The problem was in one of the control lines, probably b22 (/UDSW) but I'm not sure and I have already reassembled the unit.
The connectors were already clean, the problem was elsewhere:  a ceramic capacitor on that line was causing trouble and the signal appeared lower than what it should have been.
Without that capacitor the Sega CD worked perfectly  ;D


l_oliveira

Good to know that you found the real culprit.  Still all Genesis consoles I've seen had a cylindrical capacitor on that line, soldered right on the connector for the SEGA CD.

Also some units with the 315-5433 bus arbiter  chip have a track cut on the /AS line of the 68000 and a 220 ohm resistor placed in series.
Without that modification the unit can crash often.  Typical post production fixes.
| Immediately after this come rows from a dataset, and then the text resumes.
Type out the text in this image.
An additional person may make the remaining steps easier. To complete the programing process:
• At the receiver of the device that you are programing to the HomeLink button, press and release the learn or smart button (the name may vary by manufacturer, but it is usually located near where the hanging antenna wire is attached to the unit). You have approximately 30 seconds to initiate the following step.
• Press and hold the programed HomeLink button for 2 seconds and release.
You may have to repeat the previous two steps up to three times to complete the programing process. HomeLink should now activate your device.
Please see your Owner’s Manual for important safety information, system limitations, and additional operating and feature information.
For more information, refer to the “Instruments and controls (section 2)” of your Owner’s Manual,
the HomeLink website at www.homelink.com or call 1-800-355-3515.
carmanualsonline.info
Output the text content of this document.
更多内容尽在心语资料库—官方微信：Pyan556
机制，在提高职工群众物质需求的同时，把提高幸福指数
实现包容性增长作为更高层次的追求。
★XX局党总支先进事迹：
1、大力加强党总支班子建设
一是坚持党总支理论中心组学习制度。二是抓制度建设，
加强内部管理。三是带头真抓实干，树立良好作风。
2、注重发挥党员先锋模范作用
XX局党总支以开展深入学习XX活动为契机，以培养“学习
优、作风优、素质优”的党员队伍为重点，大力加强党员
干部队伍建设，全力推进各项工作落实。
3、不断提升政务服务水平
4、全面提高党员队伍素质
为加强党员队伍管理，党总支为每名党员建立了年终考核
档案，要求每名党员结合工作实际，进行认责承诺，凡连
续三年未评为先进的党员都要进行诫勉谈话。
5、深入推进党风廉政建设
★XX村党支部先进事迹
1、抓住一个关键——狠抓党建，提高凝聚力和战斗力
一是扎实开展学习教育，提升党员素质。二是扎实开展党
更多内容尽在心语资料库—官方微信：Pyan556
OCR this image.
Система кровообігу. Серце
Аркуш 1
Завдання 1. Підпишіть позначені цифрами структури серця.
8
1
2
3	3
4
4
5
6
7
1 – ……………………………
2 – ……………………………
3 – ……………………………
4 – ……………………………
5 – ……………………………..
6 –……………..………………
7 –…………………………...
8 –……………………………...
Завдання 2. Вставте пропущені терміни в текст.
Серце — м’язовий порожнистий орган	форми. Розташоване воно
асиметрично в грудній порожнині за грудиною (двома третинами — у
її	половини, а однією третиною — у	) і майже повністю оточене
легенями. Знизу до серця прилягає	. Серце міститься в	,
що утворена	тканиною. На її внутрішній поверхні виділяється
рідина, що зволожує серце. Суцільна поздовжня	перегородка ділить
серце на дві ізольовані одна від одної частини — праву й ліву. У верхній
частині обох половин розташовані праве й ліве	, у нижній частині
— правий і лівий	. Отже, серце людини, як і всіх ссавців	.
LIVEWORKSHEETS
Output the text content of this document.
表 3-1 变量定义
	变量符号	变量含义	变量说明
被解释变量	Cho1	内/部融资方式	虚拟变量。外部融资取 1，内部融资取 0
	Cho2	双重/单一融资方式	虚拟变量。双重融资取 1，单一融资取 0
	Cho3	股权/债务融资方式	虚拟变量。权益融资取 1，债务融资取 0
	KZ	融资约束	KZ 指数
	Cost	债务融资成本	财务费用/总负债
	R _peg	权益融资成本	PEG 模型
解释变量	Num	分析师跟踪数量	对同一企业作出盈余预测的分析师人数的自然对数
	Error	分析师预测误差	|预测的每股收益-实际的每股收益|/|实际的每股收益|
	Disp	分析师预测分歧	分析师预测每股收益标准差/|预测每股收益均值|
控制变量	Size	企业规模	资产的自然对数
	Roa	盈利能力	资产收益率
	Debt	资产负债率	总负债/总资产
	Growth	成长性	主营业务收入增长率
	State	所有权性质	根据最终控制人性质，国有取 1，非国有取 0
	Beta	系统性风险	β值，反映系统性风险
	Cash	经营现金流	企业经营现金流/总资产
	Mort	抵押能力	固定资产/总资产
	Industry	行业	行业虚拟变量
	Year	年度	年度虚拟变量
Still I wonder why a "fix" on the board would cause you trouble with the SEGA CD ... Was the capacitor damaged in any way ?

NeWmAn

Quote from: l_oliveira on October 29, 2008, 11:31:19 PM
Good to know that you found the real culprit.  Still all Genesis consoles I've seen had a cylindrical capacitor on that line, soldered right on the connector for the SEGA CD.
The capacitor was on the underside of the CD mainboard, right next to the connector and it didn't looked damaged  ???
So the Genesis had one too? That's explains why I had different (more or less severe) glitches trying different consoles with that CD!

Tiido Priimägi

Quote from: l_oliveira on October 28, 2008, 02:29:13 AM
It's just a matter of *which* pins are having issues ... :)

Its not like when you transfer GFX data, some other signal gets used... I actually don't really know what are the few control signals on the MCD connector... I know there's quite a few address strobes.